Ein arg überspitztes Beispiel? Im Gegenteil! Denn nun kommt die Homöopathie ins Spiel. Deren Gegner, die sogenannten „Skeptiker“ haben enge personelle Verflechtungen mit Weltanschauungs-Gemeinschaften (z.B. die Giordano-Bruno-Stiftung), die auf dogmatische Weise einen radikalen Materialismus vertreten:  Mensch und Natur sind komplexe „Maschinen“, die auf dem Boden wissenschaftlich fundierter Techniken repariert werden können, wenn sie nicht funktionieren, wie sie sollen. Für „Skeptiker“ ist auch Atomenergie die einzig vertretbare Lösung im Kampf gegen zu viel CO2, oder die Gentechnik alleinige Lösung des Welthungerproblems. Homöopathie passt in dieses Weltbild selbstverständlich nicht, weil angeblich wissenschaftlich nicht zu begründen. Lässt man sich auf diese Weltanschauung ein, dann landet man früher oder später auch bei den eher gruseligen Perspektiven der Transhumanisten, die von einer Verschmelzung von Mensch und Maschine träumen… – dann lässt sich der implantierte Chip direkt von „SmartDoc“ lesen und menschlicher Wille und Spiritualität haben ebenso ausgedient wie ärztliche Erfahrung und menschliche Nähe.

Homöopathie ist auf menschliche Nähe, Zuhören und Empathie ebenso angewiesen wie eine Pflanze auf Boden, Wasser und Licht.
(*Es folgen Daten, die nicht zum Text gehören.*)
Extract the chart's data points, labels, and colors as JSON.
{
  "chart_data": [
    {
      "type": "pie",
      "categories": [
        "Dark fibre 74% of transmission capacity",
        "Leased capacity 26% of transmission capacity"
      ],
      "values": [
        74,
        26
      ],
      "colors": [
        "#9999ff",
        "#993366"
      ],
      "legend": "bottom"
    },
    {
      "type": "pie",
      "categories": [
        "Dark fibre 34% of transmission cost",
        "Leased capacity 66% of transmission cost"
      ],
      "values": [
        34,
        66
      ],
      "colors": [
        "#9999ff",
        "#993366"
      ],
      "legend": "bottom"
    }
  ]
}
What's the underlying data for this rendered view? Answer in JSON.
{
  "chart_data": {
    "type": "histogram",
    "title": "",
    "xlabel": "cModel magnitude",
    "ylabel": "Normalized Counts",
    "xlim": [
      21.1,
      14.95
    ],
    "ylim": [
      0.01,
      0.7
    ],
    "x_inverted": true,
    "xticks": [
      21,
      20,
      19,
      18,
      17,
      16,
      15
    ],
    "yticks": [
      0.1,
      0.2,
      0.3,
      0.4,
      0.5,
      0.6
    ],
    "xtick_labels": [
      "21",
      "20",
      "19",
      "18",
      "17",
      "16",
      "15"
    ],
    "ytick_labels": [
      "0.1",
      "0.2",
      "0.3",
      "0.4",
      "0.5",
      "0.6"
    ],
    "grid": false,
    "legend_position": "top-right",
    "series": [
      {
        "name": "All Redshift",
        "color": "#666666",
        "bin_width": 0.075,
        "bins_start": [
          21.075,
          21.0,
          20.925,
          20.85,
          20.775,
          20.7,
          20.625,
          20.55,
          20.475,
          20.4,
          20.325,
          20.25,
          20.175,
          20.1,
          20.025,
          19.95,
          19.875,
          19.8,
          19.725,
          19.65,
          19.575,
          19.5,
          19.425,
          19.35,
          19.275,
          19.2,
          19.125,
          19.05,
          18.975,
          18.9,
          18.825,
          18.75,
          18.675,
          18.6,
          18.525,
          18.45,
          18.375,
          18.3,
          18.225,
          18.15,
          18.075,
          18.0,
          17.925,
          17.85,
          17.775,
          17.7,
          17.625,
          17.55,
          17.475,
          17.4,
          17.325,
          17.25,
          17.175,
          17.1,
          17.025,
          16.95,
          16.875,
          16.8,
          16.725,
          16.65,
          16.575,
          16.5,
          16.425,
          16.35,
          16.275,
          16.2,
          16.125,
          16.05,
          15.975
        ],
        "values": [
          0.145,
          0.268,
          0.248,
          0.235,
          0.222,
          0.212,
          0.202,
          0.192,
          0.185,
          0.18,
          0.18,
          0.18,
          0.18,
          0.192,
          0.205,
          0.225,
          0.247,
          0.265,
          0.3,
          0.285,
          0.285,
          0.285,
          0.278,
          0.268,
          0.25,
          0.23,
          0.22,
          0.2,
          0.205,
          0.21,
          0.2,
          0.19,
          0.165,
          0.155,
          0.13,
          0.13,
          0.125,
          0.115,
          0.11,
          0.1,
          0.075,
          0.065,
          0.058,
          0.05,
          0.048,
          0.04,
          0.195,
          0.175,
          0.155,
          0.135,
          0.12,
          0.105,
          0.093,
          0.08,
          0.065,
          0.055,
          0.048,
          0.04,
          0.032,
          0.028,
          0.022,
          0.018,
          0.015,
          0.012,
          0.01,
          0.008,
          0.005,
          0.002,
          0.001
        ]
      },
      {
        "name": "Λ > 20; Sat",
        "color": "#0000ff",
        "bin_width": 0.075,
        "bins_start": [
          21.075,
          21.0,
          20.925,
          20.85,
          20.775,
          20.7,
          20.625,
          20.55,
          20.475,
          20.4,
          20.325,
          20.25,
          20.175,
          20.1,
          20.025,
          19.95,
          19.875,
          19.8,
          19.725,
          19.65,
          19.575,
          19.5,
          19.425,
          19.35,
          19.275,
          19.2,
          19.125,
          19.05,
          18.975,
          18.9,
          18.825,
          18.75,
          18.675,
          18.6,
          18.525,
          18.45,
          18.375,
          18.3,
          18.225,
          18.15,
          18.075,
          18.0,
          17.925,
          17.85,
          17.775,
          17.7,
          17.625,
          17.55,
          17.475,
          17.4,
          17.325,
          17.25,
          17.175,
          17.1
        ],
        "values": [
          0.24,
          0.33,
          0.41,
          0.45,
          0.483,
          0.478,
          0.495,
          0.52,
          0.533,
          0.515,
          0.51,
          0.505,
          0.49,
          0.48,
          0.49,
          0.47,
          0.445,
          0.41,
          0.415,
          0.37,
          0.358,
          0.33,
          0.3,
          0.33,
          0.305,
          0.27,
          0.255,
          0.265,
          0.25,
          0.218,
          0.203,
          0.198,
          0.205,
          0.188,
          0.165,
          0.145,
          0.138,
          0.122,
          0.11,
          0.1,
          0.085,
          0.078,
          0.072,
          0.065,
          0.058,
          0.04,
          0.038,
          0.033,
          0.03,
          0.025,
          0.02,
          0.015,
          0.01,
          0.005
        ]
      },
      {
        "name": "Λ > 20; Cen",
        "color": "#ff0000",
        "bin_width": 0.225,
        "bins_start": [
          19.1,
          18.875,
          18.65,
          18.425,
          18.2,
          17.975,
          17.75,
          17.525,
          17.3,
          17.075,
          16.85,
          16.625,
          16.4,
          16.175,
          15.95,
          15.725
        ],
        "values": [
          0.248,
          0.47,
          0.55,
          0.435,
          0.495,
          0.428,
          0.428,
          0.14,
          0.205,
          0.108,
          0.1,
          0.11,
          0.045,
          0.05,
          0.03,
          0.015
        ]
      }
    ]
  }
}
Menschenbild und Krankheitsverständnis der Homöopathie stehen einer materialistischen Weltanschauung mit Alleinvertretungsanspruch diametral gegenüber.

Vor diesem Hintergrund ist der Kampf der Homöopathie-Gegner nur Teil einer weit größeren weltanschaulichen Auseinandersetzung und Homöopathie nur ein besonders leichtes „Opfer“. Unsere Aufgabe als aufgeklärte Menschen ist es, vorausschauend diese Zusammenhänge zu erkennen und uns zur Wehr zu setzen gegen die schleichende Unterwerfung unseres Menschseins unter die Diktatur eines auf die Spitze getriebenen Materialismus.

Welche Medizin also wollen wir? Homöopathische Ärzt:innen und Heilpraktiker bekämpfen nicht die Errungenschaften der modernen Medizin, aber sie vertreten und verteidigen einen therapeutischen Methodenpluralismus, in dessen Zentrum nicht eine Weltanschauung, sondern der Mensch als Individuum steht: mit all seinen Variationen, konstitutionellen Eigentümlichkeiten, sozialen Prägungen oder spirituellen Neigungen. Mit Ängsten und Nöten, Bedürfnissen nach Anerkennung oder Trost, mit Wünschen nach Nähe oder Distanz, mit Herz und Verstand und dem freien Willen, wie sie oder er im Krankheitsfalle behandelt und begleitet werden möchte. Medizin muss – will sie eine menschliche sein – dies alles berücksichtigen, mit Respekt vor dem anders Denkenden und Fühlenden, mit Demut in Anbetracht unserer Begrenztheiten und mit klarem Blick für das Notwendige und Mögliche.